The Street is cautiously constructive but has gone quiet. The most recent analyst action was Oppenheimer's initiation at Outperform with a $20 target back in May, making it the freshest data point in an otherwise thin coverage set. The consensus sits at buy across four covering analysts, with a mean price target of $21.40 — implying roughly 67% upside from the current $12.81 close. The bull case rests on Arlo's pivot toward recurring subscription revenue through Arlo Secure and the structural tailwind from smart-home security demand. The bear case focuses on gross margin compression to 41.4% — the weakest reading of 2025 — a persistent history of operating losses, and slow conversion of hardware customers to paid accounts.

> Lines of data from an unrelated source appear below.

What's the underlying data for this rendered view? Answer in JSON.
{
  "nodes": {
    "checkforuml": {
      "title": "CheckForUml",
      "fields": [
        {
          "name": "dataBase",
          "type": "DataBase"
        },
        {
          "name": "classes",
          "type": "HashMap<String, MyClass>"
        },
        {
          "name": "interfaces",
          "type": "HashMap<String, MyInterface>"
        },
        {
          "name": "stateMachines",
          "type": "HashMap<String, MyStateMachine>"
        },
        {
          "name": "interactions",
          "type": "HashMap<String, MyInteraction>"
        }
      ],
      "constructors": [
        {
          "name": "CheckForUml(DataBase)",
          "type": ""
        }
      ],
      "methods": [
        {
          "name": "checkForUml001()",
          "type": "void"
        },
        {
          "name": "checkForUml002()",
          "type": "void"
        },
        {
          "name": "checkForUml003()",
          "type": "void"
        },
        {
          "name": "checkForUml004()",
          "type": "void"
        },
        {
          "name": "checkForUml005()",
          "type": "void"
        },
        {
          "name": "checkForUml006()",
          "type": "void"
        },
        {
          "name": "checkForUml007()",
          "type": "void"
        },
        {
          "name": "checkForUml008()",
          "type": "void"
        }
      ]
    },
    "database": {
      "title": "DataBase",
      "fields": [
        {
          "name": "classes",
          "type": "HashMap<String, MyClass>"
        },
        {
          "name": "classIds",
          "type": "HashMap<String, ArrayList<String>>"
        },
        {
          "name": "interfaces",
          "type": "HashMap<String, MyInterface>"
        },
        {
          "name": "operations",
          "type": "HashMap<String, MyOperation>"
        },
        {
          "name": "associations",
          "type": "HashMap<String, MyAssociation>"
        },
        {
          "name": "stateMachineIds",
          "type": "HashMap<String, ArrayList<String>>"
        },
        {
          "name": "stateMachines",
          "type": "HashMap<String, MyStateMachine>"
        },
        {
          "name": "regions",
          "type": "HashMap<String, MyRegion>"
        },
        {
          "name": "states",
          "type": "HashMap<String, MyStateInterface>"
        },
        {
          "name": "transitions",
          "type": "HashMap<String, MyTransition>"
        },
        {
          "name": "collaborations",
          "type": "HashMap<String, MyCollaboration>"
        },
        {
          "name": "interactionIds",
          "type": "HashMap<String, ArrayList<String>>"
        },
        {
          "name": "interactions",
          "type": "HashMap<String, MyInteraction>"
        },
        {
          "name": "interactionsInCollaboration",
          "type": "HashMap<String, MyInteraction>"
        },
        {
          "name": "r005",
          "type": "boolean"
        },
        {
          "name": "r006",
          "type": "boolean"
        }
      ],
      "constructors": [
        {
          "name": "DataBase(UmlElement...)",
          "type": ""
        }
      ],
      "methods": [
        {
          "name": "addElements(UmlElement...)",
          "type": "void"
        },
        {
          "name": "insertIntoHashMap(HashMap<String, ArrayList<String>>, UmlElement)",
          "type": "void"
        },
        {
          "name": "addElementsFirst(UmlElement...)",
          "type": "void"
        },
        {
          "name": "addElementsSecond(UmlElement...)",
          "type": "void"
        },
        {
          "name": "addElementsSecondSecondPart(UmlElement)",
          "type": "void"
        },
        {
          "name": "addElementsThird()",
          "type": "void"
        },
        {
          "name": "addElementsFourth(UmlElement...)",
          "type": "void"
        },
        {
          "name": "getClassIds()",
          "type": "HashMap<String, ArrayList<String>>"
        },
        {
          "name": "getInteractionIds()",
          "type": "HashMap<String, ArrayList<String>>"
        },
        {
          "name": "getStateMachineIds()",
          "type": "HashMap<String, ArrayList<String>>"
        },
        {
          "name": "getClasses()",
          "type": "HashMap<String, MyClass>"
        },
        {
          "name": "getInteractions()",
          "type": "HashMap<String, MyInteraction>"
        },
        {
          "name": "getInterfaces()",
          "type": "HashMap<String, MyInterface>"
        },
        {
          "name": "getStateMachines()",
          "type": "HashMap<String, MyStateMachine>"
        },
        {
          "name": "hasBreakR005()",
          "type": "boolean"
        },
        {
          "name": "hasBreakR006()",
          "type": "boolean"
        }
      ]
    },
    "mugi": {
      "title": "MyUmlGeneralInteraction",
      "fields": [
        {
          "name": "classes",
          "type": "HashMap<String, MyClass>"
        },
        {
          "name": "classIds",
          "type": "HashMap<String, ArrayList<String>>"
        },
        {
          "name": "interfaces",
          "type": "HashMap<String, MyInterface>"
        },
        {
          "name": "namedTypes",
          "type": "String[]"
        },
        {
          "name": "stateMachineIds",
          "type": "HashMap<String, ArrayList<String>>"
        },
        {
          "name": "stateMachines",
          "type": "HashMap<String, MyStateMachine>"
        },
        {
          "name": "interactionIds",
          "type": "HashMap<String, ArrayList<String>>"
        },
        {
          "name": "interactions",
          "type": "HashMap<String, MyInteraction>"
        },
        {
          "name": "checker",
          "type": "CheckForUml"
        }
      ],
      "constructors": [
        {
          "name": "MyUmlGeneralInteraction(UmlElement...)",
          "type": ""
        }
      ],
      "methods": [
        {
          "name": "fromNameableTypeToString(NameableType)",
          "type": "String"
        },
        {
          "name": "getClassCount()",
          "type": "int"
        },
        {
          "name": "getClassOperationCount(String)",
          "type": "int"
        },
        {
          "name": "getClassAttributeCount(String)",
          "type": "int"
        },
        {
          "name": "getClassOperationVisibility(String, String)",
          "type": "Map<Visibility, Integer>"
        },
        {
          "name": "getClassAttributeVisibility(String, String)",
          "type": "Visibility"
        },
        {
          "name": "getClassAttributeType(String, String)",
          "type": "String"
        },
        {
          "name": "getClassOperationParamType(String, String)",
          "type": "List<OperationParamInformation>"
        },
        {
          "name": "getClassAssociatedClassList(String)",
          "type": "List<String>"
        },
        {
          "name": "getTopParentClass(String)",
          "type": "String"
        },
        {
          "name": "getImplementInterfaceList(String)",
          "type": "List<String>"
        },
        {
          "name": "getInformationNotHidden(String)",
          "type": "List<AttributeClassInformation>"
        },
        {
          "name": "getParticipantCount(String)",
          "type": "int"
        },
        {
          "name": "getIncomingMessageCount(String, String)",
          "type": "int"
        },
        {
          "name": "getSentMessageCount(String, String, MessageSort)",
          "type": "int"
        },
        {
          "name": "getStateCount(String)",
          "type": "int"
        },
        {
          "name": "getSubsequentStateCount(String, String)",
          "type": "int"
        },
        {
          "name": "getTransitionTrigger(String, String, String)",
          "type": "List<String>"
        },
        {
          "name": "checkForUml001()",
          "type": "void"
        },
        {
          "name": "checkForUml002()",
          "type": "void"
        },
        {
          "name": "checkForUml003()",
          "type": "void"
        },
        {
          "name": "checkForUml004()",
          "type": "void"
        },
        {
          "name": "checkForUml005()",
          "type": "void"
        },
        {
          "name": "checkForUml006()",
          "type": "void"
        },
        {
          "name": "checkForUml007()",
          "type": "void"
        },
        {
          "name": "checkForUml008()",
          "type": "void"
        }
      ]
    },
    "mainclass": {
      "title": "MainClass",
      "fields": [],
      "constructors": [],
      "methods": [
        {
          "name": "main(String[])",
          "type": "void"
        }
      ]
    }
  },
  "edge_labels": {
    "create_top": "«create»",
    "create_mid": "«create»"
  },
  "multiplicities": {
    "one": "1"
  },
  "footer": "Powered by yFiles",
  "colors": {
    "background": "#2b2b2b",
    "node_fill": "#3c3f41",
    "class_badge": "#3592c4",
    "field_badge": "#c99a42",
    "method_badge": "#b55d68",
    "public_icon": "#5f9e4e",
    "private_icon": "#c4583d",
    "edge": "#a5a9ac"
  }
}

Valuation offers some support: the stock trades at a P/E near 14.4x with an EV/EBITDA of around 12.2x, both having drifted modestly lower over the past 30 days. Factor scores reinforce the caution — EPS momentum ranks in the 44th percentile on a 30-day basis, the earnings-growth rank is in the bottom third of the universe, and the short score rank is in the bottom decile at just the 4th percentile.
Insider activity sharpens the bearish lean. The CFO, Kurtis Binder, has sold three times since early April — 25,000 shares in early April, another 25,000 in mid-April, and 65,000 shares in early May at $15.70, a level meaningfully above today's price. The CEO also sold $2.1 million worth of stock in March alongside the CFO's $2.5 million disposal. Net of awards, the 90-day insider flow works out to approximately $1.8 million net sold, a meaningful signal for a company of this size. A director sold a smaller parcel as recently as June 22. None of these trades represent emergency disposals — all follow award grants — but the consistent pattern of executives converting equity near the $13-16 range above today's close is worth noting given where the stock now trades.
The next event to watch is the August 6 earnings report. The most recent print in May produced an immediate 4.7% gain but gave back those gains and more over the following five sessions, finishing the week down 12.8%. How short interest, borrow availability, and options positioning evolve into that date will determine whether the setup looks more charged or more relaxed than it does today.